The Controversial Return of the Extinct Little Blue Macaw

The Controversial Return of the Extinct Little Blue Macaw
Image by Martin Kukla from Pixabay

Who hasn’t seen the adorable animated movie Rio? The one about the blue macaw parrot named Blu, who flies to Rio de Janeiro to meet the last living female of his species, Jewel. Eventually, they meet, fall in love, reproduce, and save their species from extinction.

Unfortunately, this is not how the story unfolds in real life. Did you know that in the previous 250 years, 571 species have been confirmed extinct? The little blue macaw parrot, also known as the Spix’s macaw, has been extinct in the wild since 2000. 

The main reason for the extinction was mass deforestation, which led to them losing their natural habitat. 

The little blue macaw is native to Brazil, which is a problematic area in this regard. According to BBC News, a total of 4,281 sq miles of rainforest disappeared from 2019 to 2020.

Did you know that tropical rainforests are home to half of the world’s plants and animals? If we are not mindful of our lifestyle and habits, there will be severe consequences on various plant and animal species worldwide. 

The good news is that 52 little blue macaw parrots who were bred in captivity were brought back to Brazil in hopes of being reintroduced into the wild in the near future. Those were 26 males and 26 females. 

The return is possible thanks to the German-based Association for the Conservation of Threatened Parrots (ACTP). However, there’s a controversy surrounding ACTP due to the lack of transparency regarding the funding.

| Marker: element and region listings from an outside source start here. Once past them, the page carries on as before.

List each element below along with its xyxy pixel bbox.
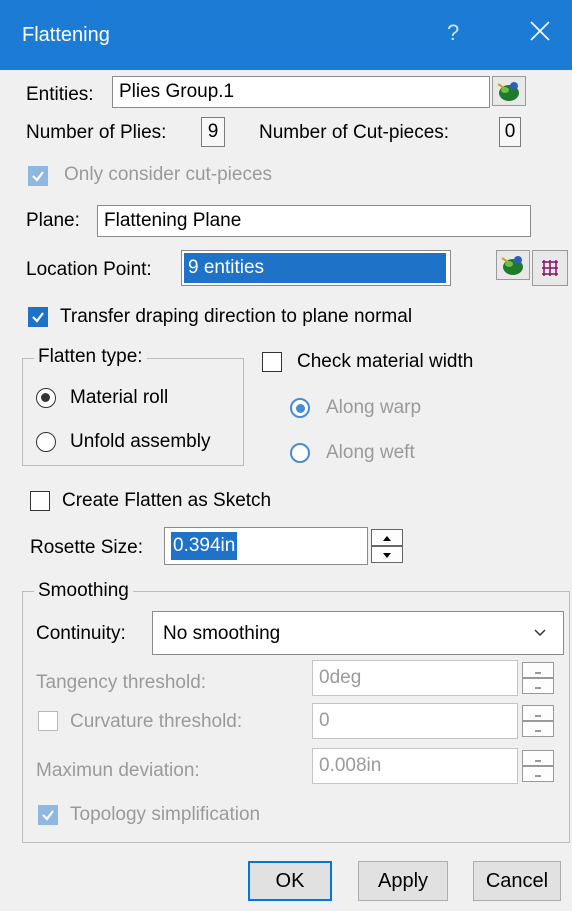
tangency-field[interactable]: 0deg [312, 660, 518, 696]
transfer-draping-checkbox[interactable] [28, 307, 48, 327]
transfer-draping-label: Transfer draping direction to plane norm… [60, 306, 413, 327]
material-roll-label: Material roll [70, 387, 169, 408]
chevron-down-icon [534, 629, 546, 637]
continuity-dropdown[interactable]: No smoothing [152, 611, 564, 655]
spin-up-button[interactable] [371, 529, 403, 546]
deviation-spinner[interactable] [522, 750, 554, 782]
check-material-width-label: Check material width [297, 351, 474, 372]
material-roll-radio[interactable] [36, 388, 56, 408]
flatten-sketch-label: Create Flatten as Sketch [62, 490, 272, 511]
spin-up-button[interactable] [522, 750, 554, 766]
spin-down-button[interactable] [371, 546, 403, 563]
curvature-checkbox[interactable] [38, 711, 58, 731]
deviation-field[interactable]: 0.008in [312, 748, 518, 784]
along-weft-radio[interactable] [290, 443, 310, 463]
spin-up-button[interactable] [522, 705, 554, 721]
select-point-icon[interactable] [496, 250, 530, 280]
curvature-spinner[interactable] [522, 705, 554, 737]
unfold-assembly-label: Unfold assembly [70, 431, 211, 452]
ok-button[interactable]: OK [248, 861, 332, 901]
spin-down-button[interactable] [522, 766, 554, 782]
entities-field[interactable]: Plies Group.1 [112, 76, 490, 108]
cut-pieces-label: Number of Cut-pieces: [259, 122, 450, 143]
unfold-assembly-radio[interactable] [36, 432, 56, 452]
grid-points-icon[interactable] [532, 250, 568, 286]
rosette-size-value: 0.394in [171, 532, 238, 560]
along-weft-label: Along weft [326, 442, 415, 463]
tangency-spinner[interactable] [522, 662, 554, 694]
dialog-title: Flattening [22, 24, 110, 46]
plies-label: Number of Plies: [26, 122, 167, 143]
location-point-field[interactable]: 9 entities [181, 250, 451, 286]
title-bar: Flattening ? [0, 0, 572, 70]
along-warp-radio[interactable] [290, 398, 310, 418]
plane-label: Plane: [26, 210, 80, 231]
smoothing-legend: Smoothing [34, 580, 133, 602]
plane-field[interactable]: Flattening Plane [97, 205, 531, 237]
plies-count: 9 [201, 117, 225, 147]
rosette-size-label: Rosette Size: [30, 537, 143, 558]
location-point-label: Location Point: [26, 259, 152, 280]
tangency-label: Tangency threshold: [36, 672, 207, 693]
flatten-sketch-checkbox[interactable] [30, 491, 50, 511]
rosette-size-field[interactable]: 0.394in [164, 527, 368, 565]
flatten-type-legend: Flatten type: [34, 346, 147, 368]
select-entity-icon[interactable] [492, 76, 526, 106]
continuity-label: Continuity: [36, 623, 126, 644]
close-icon[interactable] [525, 16, 555, 46]
curvature-field[interactable]: 0 [312, 703, 518, 739]
deviation-label: Maximun deviation: [36, 760, 200, 781]
apply-button[interactable]: Apply [358, 861, 448, 901]
topology-checkbox[interactable] [38, 805, 58, 825]
location-point-value: 9 entities [184, 253, 446, 283]
cancel-button[interactable]: Cancel [473, 861, 561, 901]
continuity-value: No smoothing [163, 623, 281, 644]
spin-up-button[interactable] [522, 662, 554, 678]
topology-label: Topology simplification [70, 804, 261, 825]
check-material-width-checkbox[interactable] [262, 352, 282, 372]
along-warp-label: Along warp [326, 397, 422, 418]
spin-down-button[interactable] [522, 721, 554, 737]
rosette-size-spinner[interactable] [371, 529, 403, 563]
cut-pieces-count: 0 [499, 117, 521, 147]
entities-label: Entities: [26, 84, 94, 105]
spin-down-button[interactable] [522, 678, 554, 694]
only-cut-pieces-checkbox[interactable] [28, 166, 48, 186]
help-icon[interactable]: ? [447, 20, 459, 46]
curvature-label: Curvature threshold: [70, 711, 243, 732]
only-cut-pieces-label: Only consider cut-pieces [64, 164, 273, 185]
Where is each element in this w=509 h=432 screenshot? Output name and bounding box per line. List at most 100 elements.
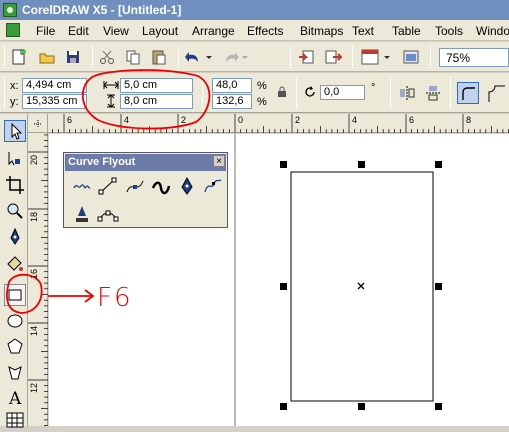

Martin Guth, the founder of ACTP, has been under investigation due to possible involvement with the illegal wildlife trade. There are also accusations of laundering money for European organized crime. 

Upon digging further, reporters found that Guth has spent time in prison for kidnapping and extortion. Guth responded only by saying he prefers to keep his personal life and his projects separate from each other.

The troubling question comes down to whether we should turn our back on who breeds and reintroduces these birds. Or should we ask more questions about the motives behind the organizations that do so?